O mestre da camuflagem. Ele sobreviveu ao abdicar da plumagem vistosa da autoria. Sua influência é subterrânea; ele entende que, na savana corporativa, o excesso de visibilidade atrai os predadores de custos.

  • Traços Adaptativos: Pratica a co-criação evasiva, garantindo que suas ideias saiam da boca de outros diretores para evitar resistência.
  • Marca Distintiva: O mestre de “voluntariar-se para resumir a reunião”, garantindo que o direcionamento final seja o seu, sem precisar bater no peito.
  • Citação/Mantra: “Fui bem-sucedido se todos acreditarem que a ideia foi deles e ninguém lembrar exatamente qual foi o meu papel”.

Chief Mood Officer (humor e controle do clima)

Um estabilizador atmosférico. Ele usa o controle do “clima” organizacional como instrumento de alinhamento estratégico, detectando mudanças de pressão antes que virem tempestades.

  • Traços Adaptativos: Usa o humor e a autodepreciação para desarmar CFOs agressivos e manter a estratégia respirável.
  • Marca Distintiva: Possui um “unreadable Zoom face” (rosto ilegível) ou cara de paçoca (em bom goianês) e a habilidade de responder a insultos (como “departamento de colorir desenhos”) com piadas ácidas sobre o preço dos gizes de cera, dissolvendo a tensão para voltar ao business.
  • Citação/Mantra: “Eu não empurro decisões — eu ajusto o humor da sala até que a decisão se empurre sozinha”.

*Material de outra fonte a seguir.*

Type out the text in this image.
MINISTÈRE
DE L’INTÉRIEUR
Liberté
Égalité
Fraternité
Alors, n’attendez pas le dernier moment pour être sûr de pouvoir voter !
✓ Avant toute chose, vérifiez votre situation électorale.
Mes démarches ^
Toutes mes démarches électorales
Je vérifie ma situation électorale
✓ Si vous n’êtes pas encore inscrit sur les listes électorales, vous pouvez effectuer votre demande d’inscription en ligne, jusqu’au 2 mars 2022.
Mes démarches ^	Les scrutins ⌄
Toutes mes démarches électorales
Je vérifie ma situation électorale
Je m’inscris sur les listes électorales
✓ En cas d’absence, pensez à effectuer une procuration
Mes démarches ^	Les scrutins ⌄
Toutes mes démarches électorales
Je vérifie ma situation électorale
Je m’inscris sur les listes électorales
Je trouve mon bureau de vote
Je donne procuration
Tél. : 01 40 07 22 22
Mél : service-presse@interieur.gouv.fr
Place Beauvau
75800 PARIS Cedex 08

Chief Meaning Officer (propósito e sentido)

O polinizador que reconecta a estratégia à alma da empresa. Em um mundo sufocado por KPIs frios, ele possui o dom raro de “dizer o óbvio” para gerar alívio organizacional.

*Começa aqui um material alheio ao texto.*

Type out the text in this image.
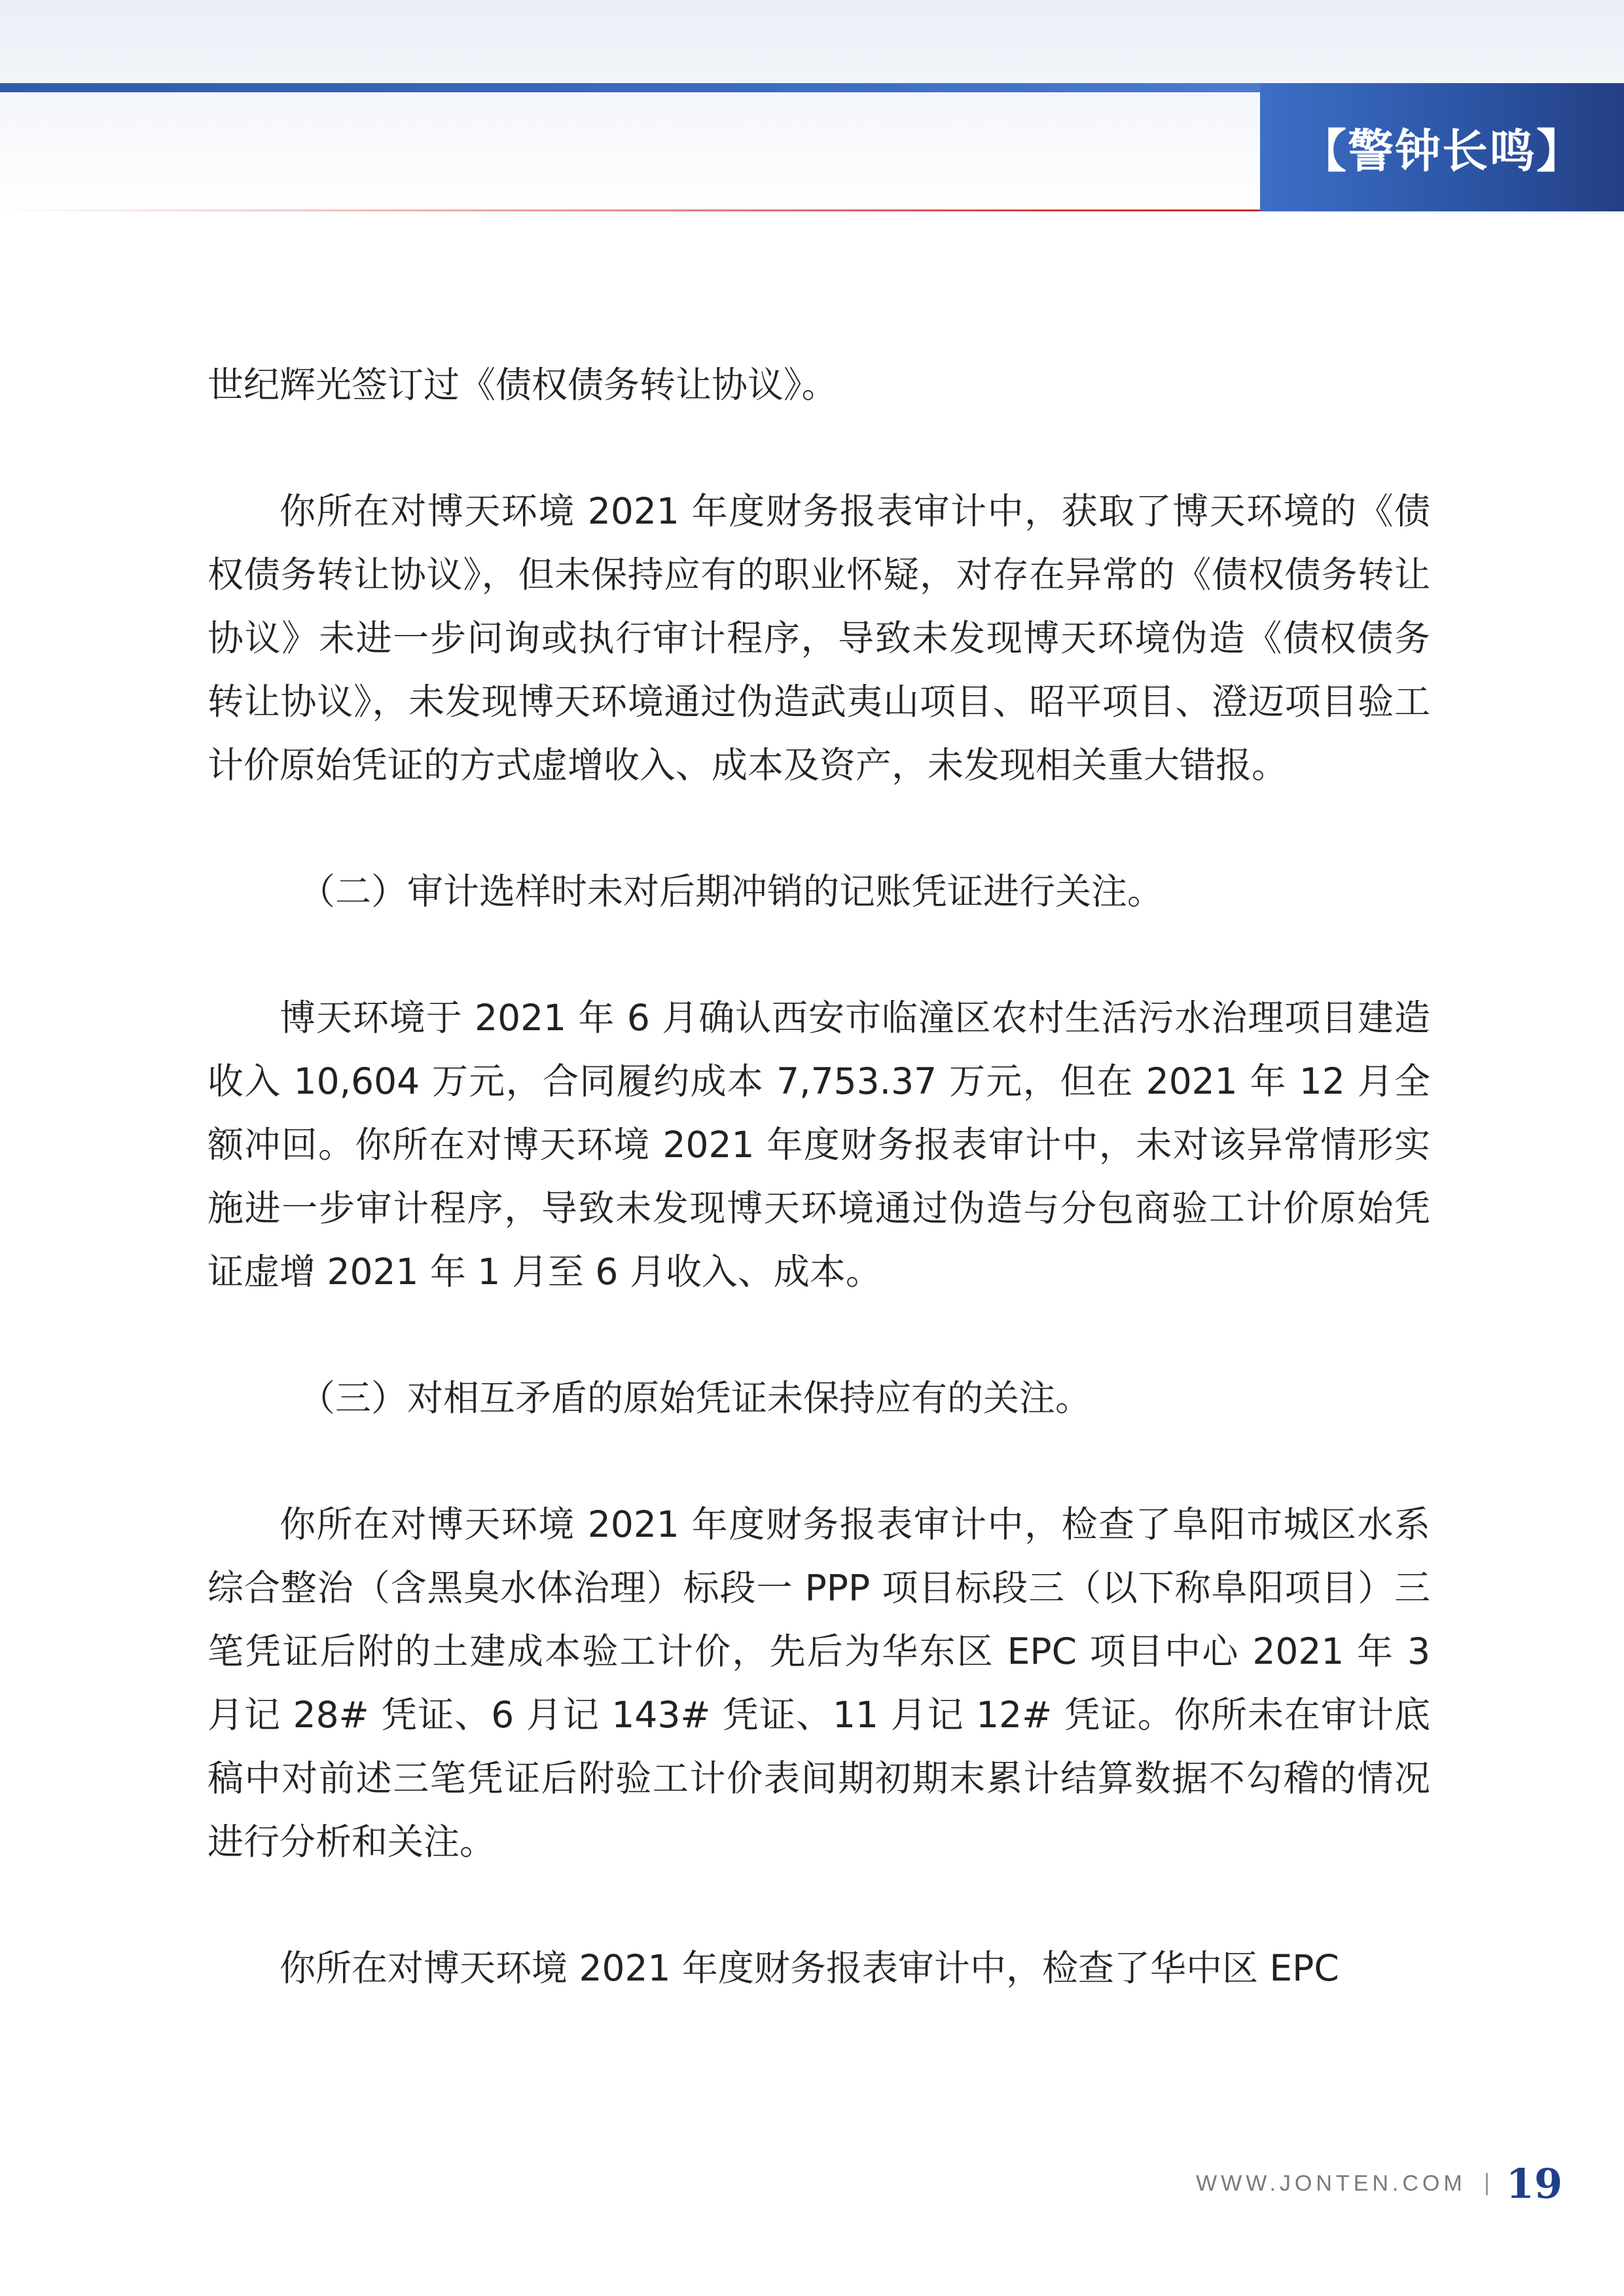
【警钟长鸣】

世纪辉光签订过《债权债务转让协议》。

你所在对博天环境 2021 年度财务报表审计中，获取了博天环境的《债权债务转让协议》，但未保持应有的职业怀疑，对存在异常的《债权债务转让协议》未进一步问询或执行审计程序，导致未发现博天环境伪造《债权债务转让协议》，未发现博天环境通过伪造武夷山项目、昭平项目、澄迈项目验工计价原始凭证的方式虚增收入、成本及资产，未发现相关重大错报。

（二）审计选样时未对后期冲销的记账凭证进行关注。

博天环境于 2021 年 6 月确认西安市临潼区农村生活污水治理项目建造收入 10,604 万元，合同履约成本 7,753.37 万元，但在 2021 年 12 月全额冲回。你所在对博天环境 2021 年度财务报表审计中，未对该异常情形实施进一步审计程序，导致未发现博天环境通过伪造与分包商验工计价原始凭证虚增 2021 年 1 月至 6 月收入、成本。

（三）对相互矛盾的原始凭证未保持应有的关注。

你所在对博天环境 2021 年度财务报表审计中，检查了阜阳市城区水系综合整治（含黑臭水体治理）标段一 PPP 项目标段三（以下称阜阳项目）三笔凭证后附的土建成本验工计价，先后为华东区 EPC 项目中心 2021 年 3 月记 28# 凭证、6 月记 143# 凭证、11 月记 12# 凭证。你所未在审计底稿中对前述三笔凭证后附验工计价表间期初期末累计结算数据不勾稽的情况进行分析和关注。

你所在对博天环境 2021 年度财务报表审计中，检查了华中区 EPC

WWW.JONTEN.COM 19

  • Traços Adaptativos: Traduz dados áridos em mantras humanos; utiliza analogias radicais para explicar o valor do investimento a longo prazo.
  • Marca Distintiva: Transforma dashboards confusos em histórias de impacto. Foi quem percebeu que uma campanha de “muito obrigado” aos clientes (o óbvio esquecido) bateu qualquer modelo de data ciência em retenção.
  • Citação/Mantra: “Investir em marca é como combustível de avião: você precisa de força para decolar; se parar de abastecer no ar, você vai planar por um tempo, mas eventualmente os outros aviões continuarão no céu enquanto você cai”.

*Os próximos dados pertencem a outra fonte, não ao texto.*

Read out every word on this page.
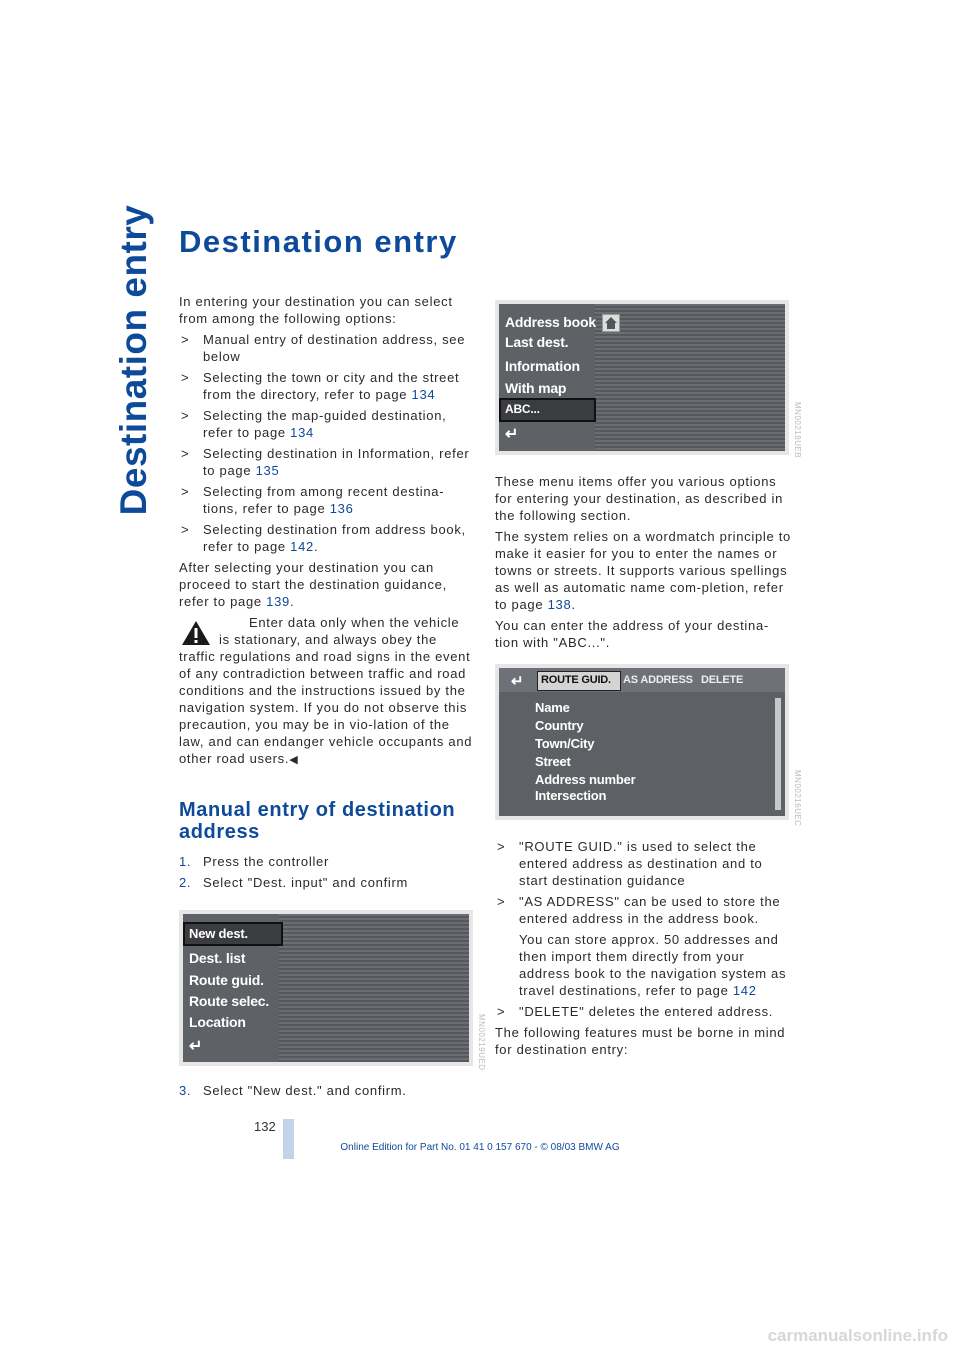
Destination entry Destination entry

In entering your destination you can select from among the following options:

> Manual entry of destination address, see below
> Selecting the town or city and the street from the directory, refer to page 134
> Selecting the map-guided destination, refer to page 134
> Selecting destination in Information, refer to page 135
> Selecting from among recent destina-tions, refer to page 136
> Selecting destination from address book, refer to page 142.

After selecting your destination you can proceed to start the destination guidance, refer to page 139.

Enter data only when the vehicle is stationary, and always obey the traffic regulations and road signs in the event of any contradiction between traffic and road conditions and the instructions issued by the navigation system. If you do not observe this precaution, you may be in vio-lation of the law, and can endanger vehicle occupants and other road users.◀
Manual entry of destination address
1. Press the controller
2. Select "Dest. input" and confirm
New dest.
Dest. list
Route guid.
Route selec.
Location
↵	MN00219UED
3. Select "New dest." and confirm.
Address book
Last dest.
Information
With map
ABC...
↵	MN00218UEB

These menu items offer you various options for entering your destination, as described in the following section.

The system relies on a wordmatch principle to make it easier for you to enter the names or towns or streets. It supports various spellings as well as automatic name com-pletion, refer to page 138.

You can enter the address of your destina-tion with "ABC...".

↵ ROUTE GUID. AS ADDRESS DELETE
Name
Country
Town/City
Street
Address number
Intersection	MN00216UEC
> "ROUTE GUID." is used to select the entered address as destination and to start destination guidance
> "AS ADDRESS" can be used to store the entered address in the address book.
You can store approx. 50 addresses and then import them directly from your address book to the navigation system as travel destinations, refer to page 142
> "DELETE" deletes the entered address.

The following features must be borne in mind for destination entry:

132
Online Edition for Part No. 01 41 0 157 670 - © 08/03 BMW AG
carmanualsonline.info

As novas armas da influência

Para o CMO que quer sobreviver ao próximo trimestre, a autoridade formal é fumaça. O que importa é a influência lateral e a capacidade de “vender o peixe” sem parecer um vendedor. Aqui está o bê-a-bá para não morrer na praia:

  1. Do Argumento ao Protótipo:  Pare de tentar convencer o board com decks intermináveis de “masturbação estratégica” que ninguém lê. Chame tudo de “projeto piloto”. Se for um teste, o risco parece menor, a burocracia relaxa e os dados — não o seu ego — decidem o vencedor.
  2. A Linguagem do Dinheiro:  Pare de falar de “brand feeling” com quem só entende de Ebitda. Traduza marca em eficiência de aquisição. Mostre que, com uma marca forte, o vendedor gasta 5 minutos explicando quem é a empresa em vez de 25. Isso é produtividade na veia, e o financeiro adora.
  3. O Poder do “Duh”:  Em um mundo saturado de métricas complexas, a simplicidade radical é o seu maior trunfo. Admitir o óbvio — como “nosso produto é confuso, por isso a comunicação falha” — gera uma honestidade brutal que abre caminho para a criatividade real sobreviver.

A pérola do Dino!

No fim das contas, este guia de campo prova uma coisa: o marketing sempre encontra um caminho. Sempre nos adaptamos e nos ajustamos ao mercado.

Ele é o sistema nervoso da corporação; a parte que mantém o organismo ciente de que existe um mundo lá fora enquanto o resto da empresa está ocupado demais olhando para o próprio umbigo operacional.

A mutação não é opcional, é o preço do ingresso. Se você ainda está tentando ser o “leão” que ruge para ser ouvido em um mundo que só respeita planilhas, talvez não tenha percebido que o meteoro dos dados e da cultura já entrou na atmosfera.

Sua empresa está permitindo a evolução desses líderes ágeis ou você está operando um museu de dinossauros cobrando o “feeling” de 1995?

Reflita rápido. Afinal, o bônus de final de ano e o seu equity não aceitam fósseis como garantia.  Mutação ou extinção: escolha o seu lado.

Você sabia que temos dinossauros vivendo entre nós até hoje? Sim! Os pássaros, biologicamente são répteis e dinossauros vivos que se adaptaram às transformações da natureza. Adaptação é chave!